Perjalanan dari Penolakan Menuju Keabadian
Ketika Wiesel pertama kali mencari penerbit untuk memoirnya, banyak yang enggan menerima kisah Holocaust yang begitu suram dan penuh penderitaan. Dunia saat itu
masih berusaha bangkit dari trauma Perang Dunia II, dan banyak penerbit merasa bahwa masyarakat belum siap untuk menghadapi kenyataan pahit yang disampaikan dalam buku tersebut.
Namun, Wiesel tidak menyerah. Ia menyadari bahwa keheningan adalah musuh bagi mereka yang ingin mengingat, dan diam hanya akan memperkuat kekuatan lupa. Dengan mempersingkat naskahnya dan memilih pendekatan yang lebih langsung, ia akhirnya menemukan penerbit yang bersedia menerbitkan karyanya.
Dampak Buku yang Tak Terduga
Setelah diterbitkan, *Malam* tidak serta-merta mendapat perhatian besar. Namun, seiring waktu, semakin banyak pembaca yang mengenal kisah Wiesel dan merasakan kekuatan emosional dari tulisannya. Buku ini bukan hanya sekadar cerita pribadi; ia menjadi simbol bagi jutaan korban Holocaust dan pengingat bagi dunia tentang kekejaman yang terjadi.
Seiring bertambahnya jumlah pembaca, pengaruh Wiesel pun meluas. Ia kemudian menjadi seorang aktivis, menyuarakan isu-isu kemanusiaan dan berjuang agar sejarah Holocaust tidak dilupakan. Ia menerima Hadiah Nobel Perdamaian pada tahun 1986, sebuah penghargaan atas dedikasinya dalam mempertahankan kesaksian tentang masa kelam sejarah.

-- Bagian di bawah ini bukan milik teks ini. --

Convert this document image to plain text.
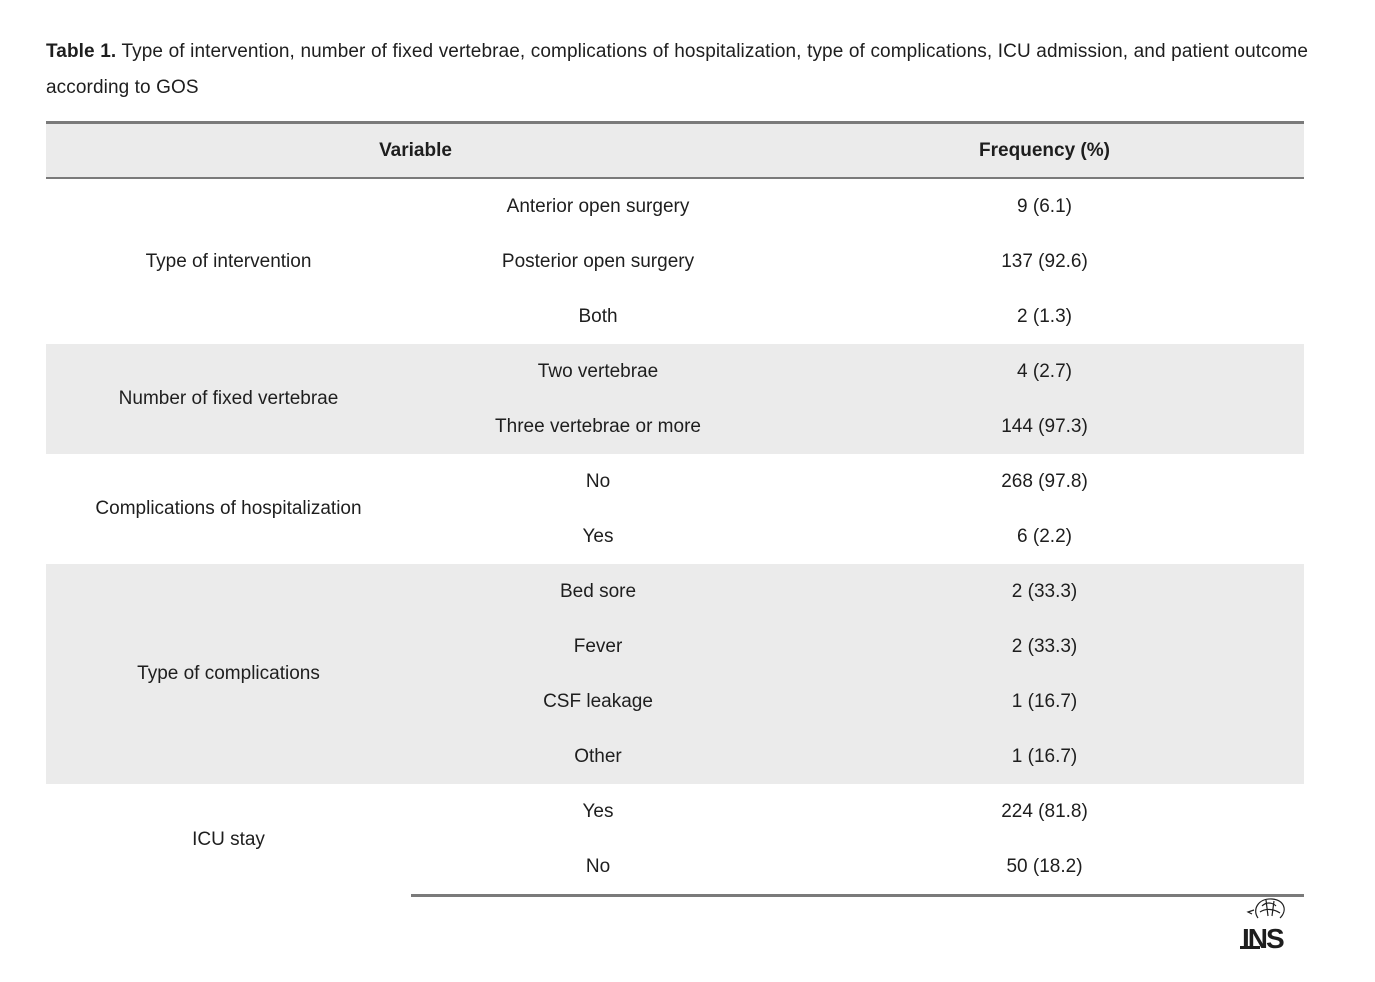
Table 1. Type of intervention, number of fixed vertebrae, complications of hospitalization, type of complications, ICU admission, and patient outcome according to GOS
Variable		Frequency (%)
Type of intervention	Anterior open surgery	9 (6.1)
	Posterior open surgery	137 (92.6)
	Both	2 (1.3)
Number of fixed vertebrae	Two vertebrae	4 (2.7)
	Three vertebrae or more	144 (97.3)
Complications of hospitalization	No	268 (97.8)
	Yes	6 (2.2)
Type of complications	Bed sore	2 (33.3)
	Fever	2 (33.3)
	CSF leakage	1 (16.7)
	Other	1 (16.7)
ICU stay	Yes	224 (81.8)
	No	50 (18.2)
INS
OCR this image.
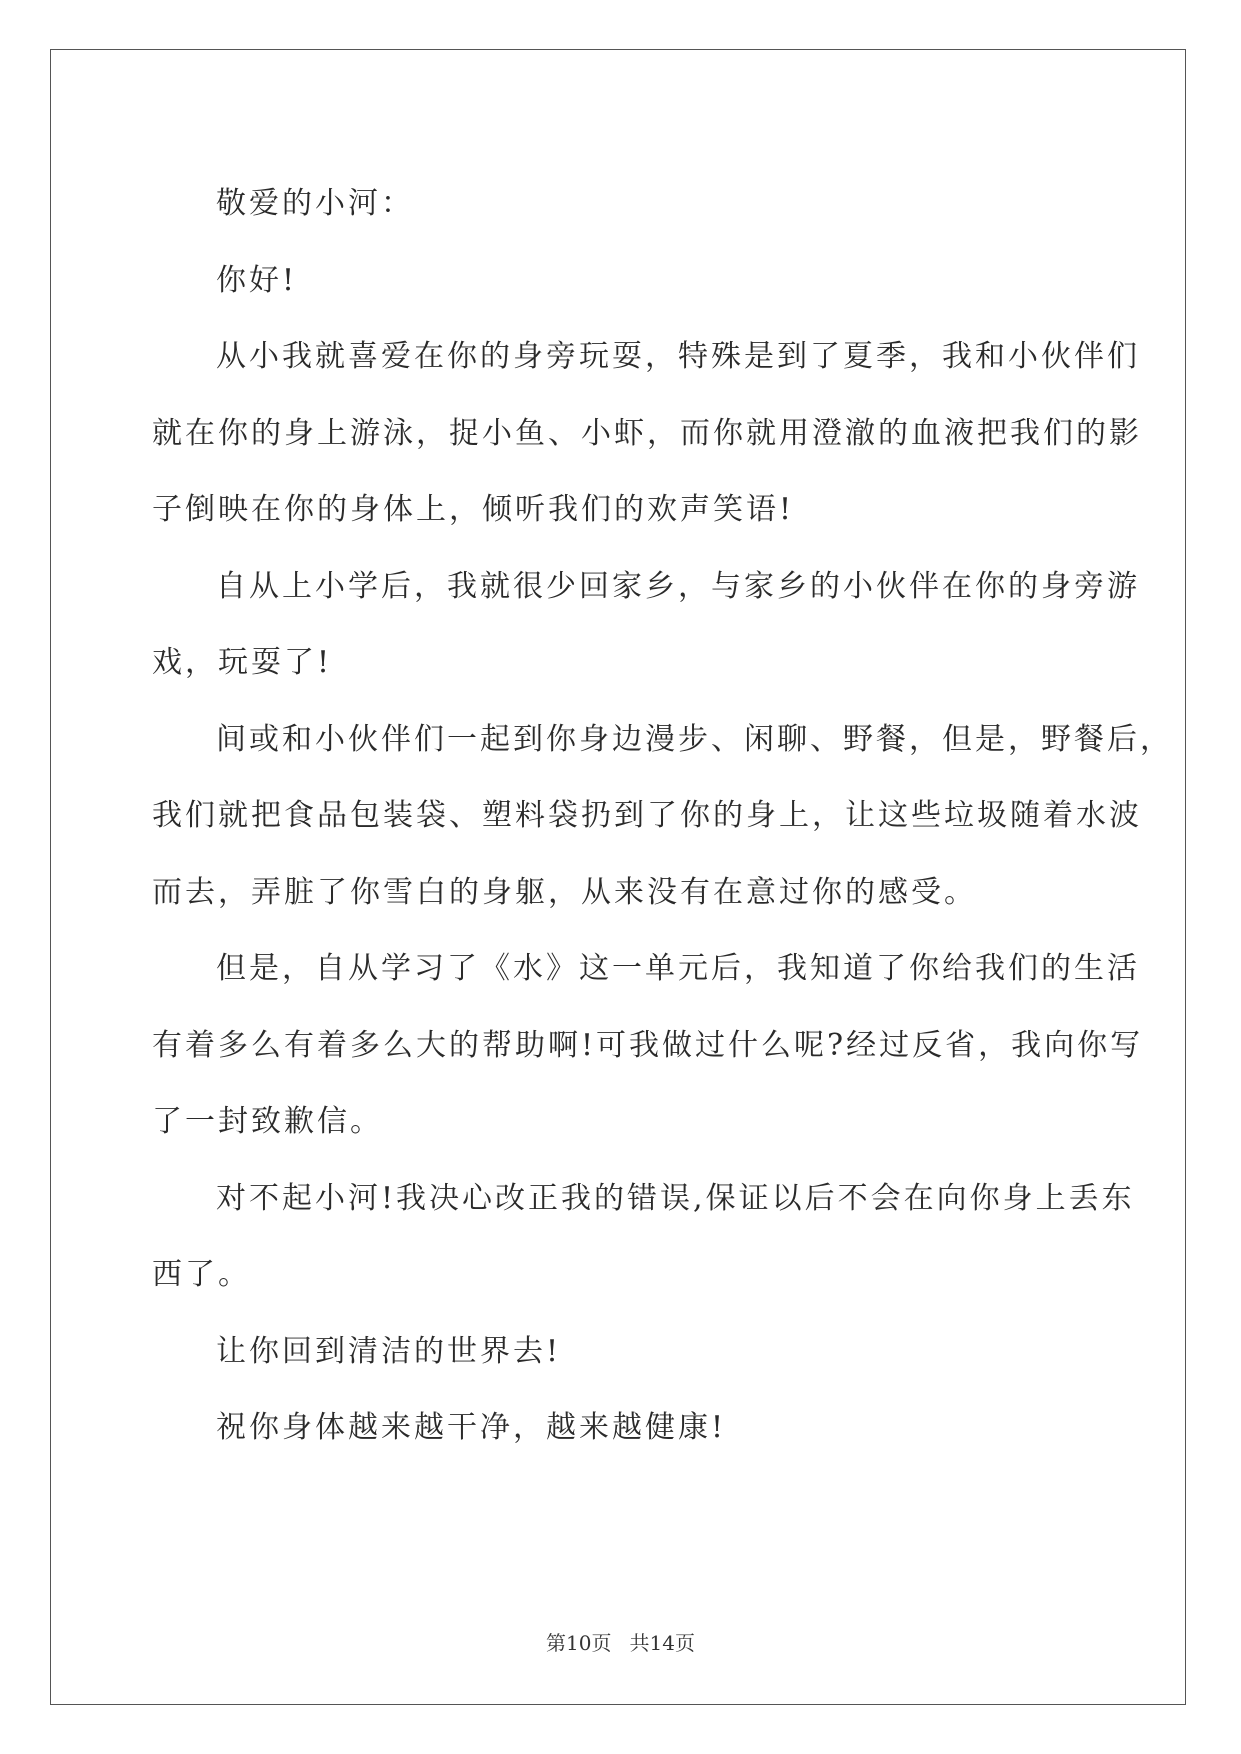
敬爱的小河：
你好!
从小我就喜爱在你的身旁玩耍，特殊是到了夏季，我和小伙伴们
就在你的身上游泳，捉小鱼、小虾，而你就用澄澈的血液把我们的影
子倒映在你的身体上，倾听我们的欢声笑语!
自从上小学后，我就很少回家乡，与家乡的小伙伴在你的身旁游
戏，玩耍了!
间或和小伙伴们一起到你身边漫步、闲聊、野餐，但是，野餐后，
我们就把食品包装袋、塑料袋扔到了你的身上，让这些垃圾随着水波
而去，弄脏了你雪白的身躯，从来没有在意过你的感受。
但是，自从学习了《水》这一单元后，我知道了你给我们的生活
有着多么有着多么大的帮助啊!可我做过什么呢?经过反省，我向你写
了一封致歉信。
对不起小河!我决心改正我的错误,保证以后不会在向你身上丢东
西了。
让你回到清洁的世界去!
祝你身体越来越干净，越来越健康!
第10页 共14页
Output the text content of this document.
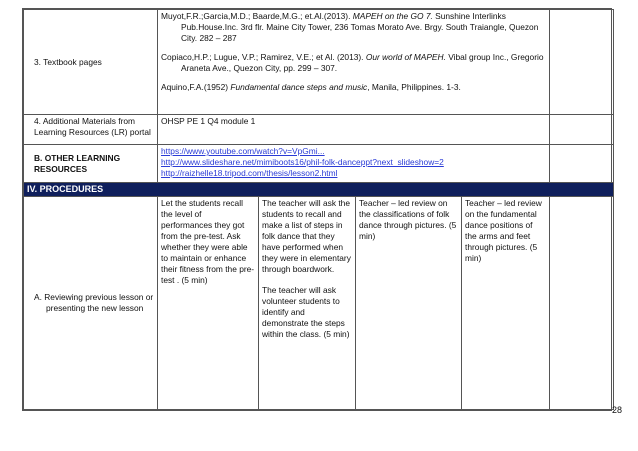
3. Textbook pages	Muyot,F.R.;Garcia,M.D.; Baarde,M.G.; et.Al.(2013). MAPEH on the GO 7. Sunshine Interlinks Pub.House.Inc. 3rd flr. Maine City Tower, 236 Tomas Morato Ave. Brgy. South Traiangle, Quezon City. 282 – 287

Copiaco,H.P.; Lugue, V.P.; Ramirez, V.E.; et Al. (2013). Our world of MAPEH. Vibal group Inc., Gregorio Araneta Ave., Quezon City, pp. 299 – 307.

Aquino,F.A.(1952) Fundamental dance steps and music, Manila, Philippines. 1-3.				

4. Additional Materials from Learning Resources (LR) portal	OHSP PE 1 Q4 module 1				
B. OTHER LEARNING RESOURCES	https://www.youtube.com/watch?v=VpGmi...
http://www.slideshare.net/mimiboots16/phil-folk-danceppt?next_slideshow=2
http://raizhelle18.tripod.com/thesis/lesson2.html				
IV. PROCEDURES					

A. Reviewing previous lesson or presenting the new lesson	Let the students recall the level of performances they got from the pre-test. Ask whether they were able to maintain or enhance their fitness from the pre-test . (5 min)	The teacher will ask the students to recall and make a list of steps in folk dance that they have performed when they were in elementary through boardwork.

The teacher will ask volunteer students to identify and demonstrate the steps within the class. (5 min)	Teacher – led review on the classifications of folk dance through pictures. (5 min)	Teacher – led review on the fundamental dance positions of the arms and feet through pictures. (5 min)	
28
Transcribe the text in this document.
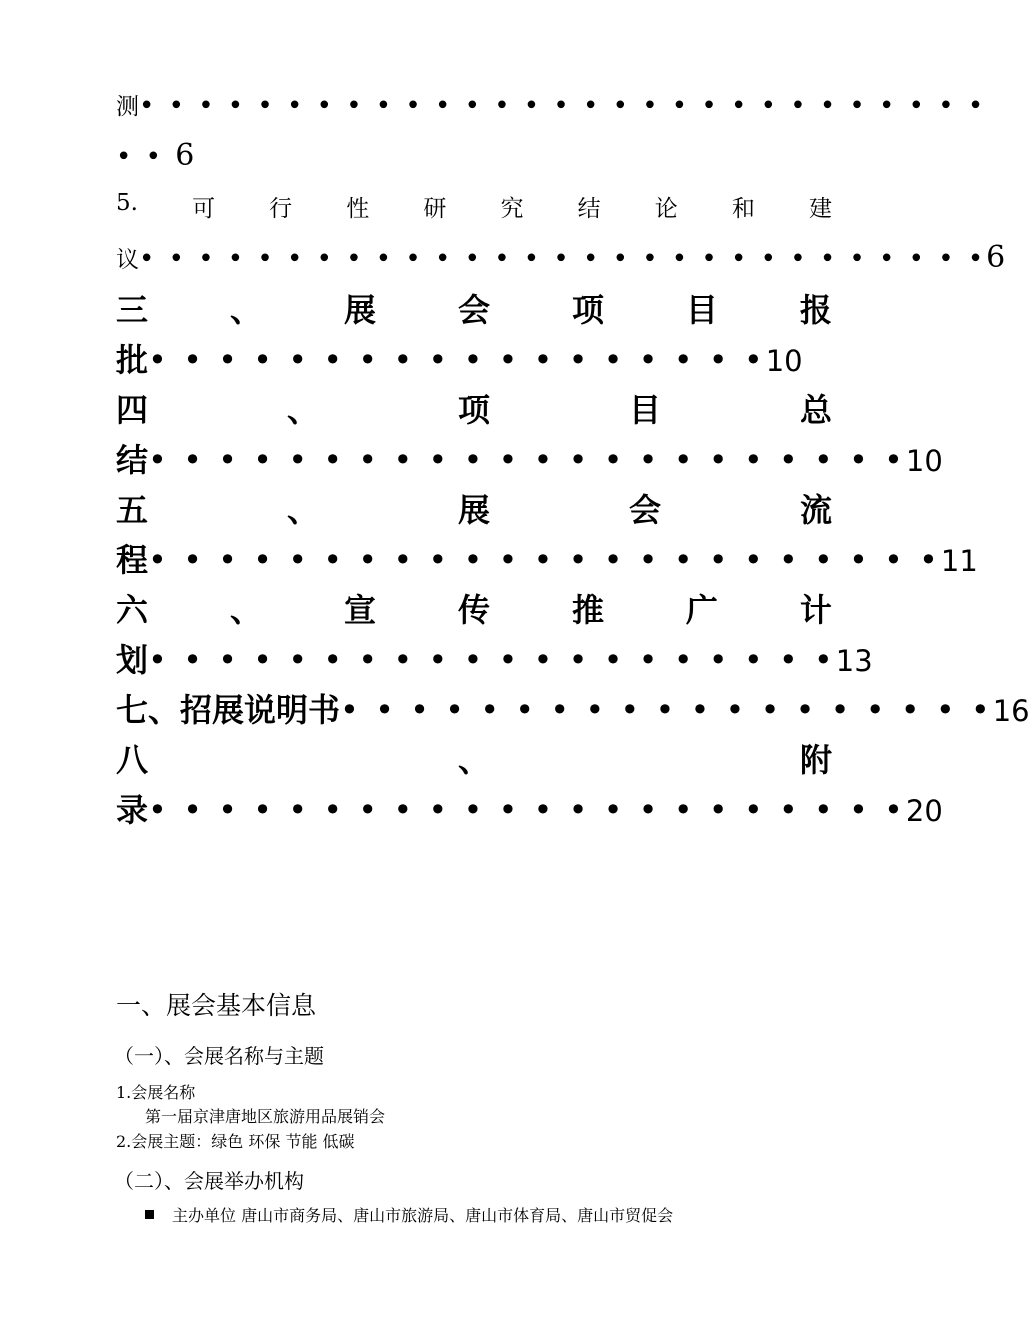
测• • • • • • • • • • • • • • • • • • • • • • • • • • • • •
• • 6
5. 可 行 性 研 究 结 论 和 建
议• • • • • • • • • • • • • • • • • • • • • • • • • • • • •6
三	、	展	会	项	目	报
批• • • • • • • • • • • • • • • • • •10
四	、	项	目	总
结• • • • • • • • • • • • • • • • • • • • • •10
五	、	展	会	流
程• • • • • • • • • • • • • • • • • • • • • • •11
六	、	宣	传	推	广	计
划• • • • • • • • • • • • • • • • • • • •13
七、招展说明书• • • • • • • • • • • • • • • • • • •16
八	、	附
录• • • • • • • • • • • • • • • • • • • • • •20
一、展会基本信息
（一）、会展名称与主题
1.会展名称
第一届京津唐地区旅游用品展销会
2.会展主题：绿色 环保 节能 低碳
（二）、会展举办机构
主办单位 唐山市商务局、唐山市旅游局、唐山市体育局、唐山市贸促会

Menjadi Saksi: Tanggung Jawab Moral
Perjalanan *Malam* dari manuskrip yang hampir tak diterbitkan hingga menjadi karya klasik mengingatkan kita akan pentingnya kesaksian. Wiesel menunjukkan bahwa tidak cukup hanya mengalami sejarah; seseorang harus berani menceritakannya, bahkan ketika dunia enggan untuk mendengarkan.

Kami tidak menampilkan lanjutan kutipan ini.